Walt Disney and Leonardo Da Vinci

Whatever you think about Walt Disney, he and his team of animators were visual geniuses. For someone that made his money drawing a cartoon mouse, he was deeply invested in injecting physics into his animations. Here’s a list of animation principles developed by the animation team at Disney (rad GIFs as well). The physics made the cartoons more real and the gags more funny. Bending the rules of physics made the cartoons more cartoonish and magical.

Here’s the man himself showing off their cutting edge animation tech in 1957, called a MultiPlane Camera. It’s basically a way to achieve parallax scrolling (which I discuss in a prior post) without computers. It’s a camera and a bunch of moveable planes with various, moveable images laid on different panes. Look how many people it takes to run it! Plus, it adds an element of live performance to the animation which is remarkable.

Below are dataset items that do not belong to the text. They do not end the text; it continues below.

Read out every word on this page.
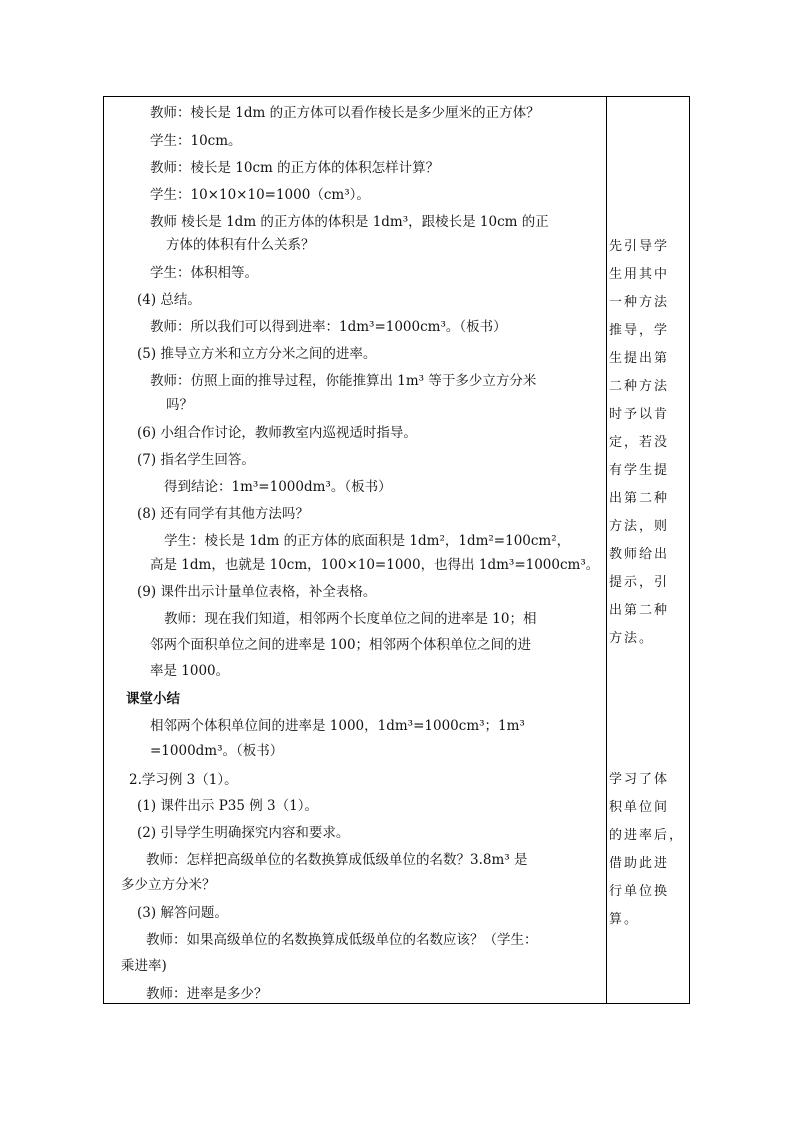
教师：棱长是 1dm 的正方体可以看作棱长是多少厘米的正方体？
学生：10cm。
教师：棱长是 10cm 的正方体的体积怎样计算？
学生：10×10×10=1000（cm³）。
教师 棱长是 1dm 的正方体的体积是 1dm³，跟棱长是 10cm 的正
方体的体积有什么关系？
学生：体积相等。
(4) 总结。
教师：所以我们可以得到进率：1dm³=1000cm³。（板书）
(5) 推导立方米和立方分米之间的进率。
教师：仿照上面的推导过程，你能推算出 1m³ 等于多少立方分米
吗？
(6) 小组合作讨论，教师教室内巡视适时指导。
(7) 指名学生回答。
得到结论：1m³=1000dm³。（板书）
(8) 还有同学有其他方法吗？
学生：棱长是 1dm 的正方体的底面积是 1dm²，1dm²=100cm²，
高是 1dm，也就是 10cm，100×10=1000，也得出 1dm³=1000cm³。
(9) 课件出示计量单位表格，补全表格。
教师：现在我们知道，相邻两个长度单位之间的进率是 10；相
邻两个面积单位之间的进率是 100；相邻两个体积单位之间的进
率是 1000。
课堂小结
相邻两个体积单位间的进率是 1000，1dm³=1000cm³；1m³
=1000dm³。（板书）
2.学习例 3（1）。
(1) 课件出示 P35 例 3（1）。
(2) 引导学生明确探究内容和要求。
教师：怎样把高级单位的名数换算成低级单位的名数？3.8m³ 是
多少立方分米？
(3) 解答问题。
教师：如果高级单位的名数换算成低级单位的名数应该？（学生：
乘进率)
教师：进率是多少？
先引导学
生用其中
一种方法
推导，学
生提出第
二种方法
时予以肯
定，若没
有学生提
出第二种
方法，则
教师给出
提示，引
出第二种
方法。
学习了体
积单位间
的进率后，
借助此进
行单位换
算。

One thing: I can’t tell whether this machine achieves what Leonard Da Vinci called “Aerial Perspective” or “Atmospheric Perspective.” It was one of those “obvious in retrospect” visual effects. Things at a great distance have more air particulates between the object and the eyes. Thus they look blurrier, their colors grow more muted and cooler. So if you were zooming out, the moon and the village in the background should become blurrier and more muted. The camera might be able to actually pull a plane back away from the camera (or the camera away from the planes) but not enough to achieve this effect. You’d have to re-paint every plane as the camera zoomed out.

Check out the difference in color and resolution of each layer of hills.

Check out the difference in color and resolution of each layer of hills.

Though with computers, I’m sure Pixar has this effect dialed in (62 years later). For me, I’m thinking about how to make effects in Figma to apply, not only to the elements that pop forward (drop shadow, etc.) but that mute and cool the planes behind so that they drop away. Hmm. I think I’m going to go play with that right now.